Однако художественное единство цикла позволяют ощутить не только лейтмотивы – повторяющиеся персонажи и образы, детали и цвета, ситуации, но и прежде всего фигура рассказчика, занимающая центральное место в структуре произведения.

Образ рассказчика постепенно собирается из разрозненных эпизодов и фрагментов цикла. Даже фамилия его упоминается ближе к концу «Конармии», когда один из персонажей бросит тому несправедливый упрек: «Лютов… зачем ты покалечил Tpyновa?» В цикле постепенно выстраивается психологический сюжет, основу которого составляет душевный разлад героя-повествователя, мучительно переживающего свою отторженность от бойцов Конармии.

Причина непреодолимой пропасти, лежащей между буденновцами и героем, заключается в том, что Лютов – выходец из иной социокультурной среды, нежели большинство красноармейцев. По словам самого рассказчика, он принадлежит «к так называемым интеллигентным людям». Начдив Савицкий, узнав, что его новый боец является «кандидатом прав Петербургского университета», закричит, смеясь: «Ты из киндербальзамов… Какой паршивенький!.. Шлют вас, не спросясь, а тут режут за очки». В характеристике рассказчика как человека, «пострадавшего по ученой части», заключается изрядная доля истины. Рассказчик, «обремененный» грузом знаний, наделен и вечным проклятием интеллигента – рефлексией. Он завидует простым красноармейцам, для которых не существует мучительных вопросов и сомнений и мир делится на своих и чужих. «Эскадроном командовал слесарь брянского завода Баулин, по годам мальчик. <…> В двадцать два свои года Баулин не знал никакой суеты. Это качество, свойственное тысячам Баулиных, вошло важным слагаемым в победу революции. Баулин был тверд, немногословен, упрям. Путь его жизни был решен. Сомнений в правильности этого пути он не знал».

Идея революции, святая для рассказчика, выстраданная им, тем не менее не избавляет его от душевных метаний, так как не может разрешить всех мучительных вопросов, стоящих перед ним, и прежде всего вопроса о цели и средствах ее достижения.

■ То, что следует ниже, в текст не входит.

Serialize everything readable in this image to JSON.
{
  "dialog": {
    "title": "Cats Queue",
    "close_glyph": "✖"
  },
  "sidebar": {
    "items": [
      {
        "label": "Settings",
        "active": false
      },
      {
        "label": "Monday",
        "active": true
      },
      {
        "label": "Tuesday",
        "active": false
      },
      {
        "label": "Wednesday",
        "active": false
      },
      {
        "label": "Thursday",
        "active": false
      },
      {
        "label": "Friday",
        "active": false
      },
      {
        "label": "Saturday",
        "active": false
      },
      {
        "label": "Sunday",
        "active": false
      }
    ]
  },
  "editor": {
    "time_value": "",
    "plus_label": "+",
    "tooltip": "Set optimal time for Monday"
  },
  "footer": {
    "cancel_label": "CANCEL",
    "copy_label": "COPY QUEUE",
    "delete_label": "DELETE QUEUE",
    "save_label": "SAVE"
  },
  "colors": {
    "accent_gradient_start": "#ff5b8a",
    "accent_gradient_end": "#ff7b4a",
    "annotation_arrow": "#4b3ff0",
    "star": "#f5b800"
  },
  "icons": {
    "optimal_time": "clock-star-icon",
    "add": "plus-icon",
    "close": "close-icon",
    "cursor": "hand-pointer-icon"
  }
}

В психологическом сюжете, связанном с образом Лютова, можно выделить ряд ключевых моментов. Завязка истории вживания рассказчика в мир 1-й Конной дается в новелле «Мой первый гусь», в которой рассказывается о «посвящении» интеллигента, «кандидата прав» в армейское братство. Рассказчик демонстрирует показную удаль и жестокость. Он грубит хозяйке двора, убивает и просит зажарить гуся и добивается одобрения красноармейцев. «Парень нам подходящий», – скажет о рассказчике один из казаков. Казаки приглашают героя разделить с ними трапезу, а затем слушают, как тот читает ленинскую речь.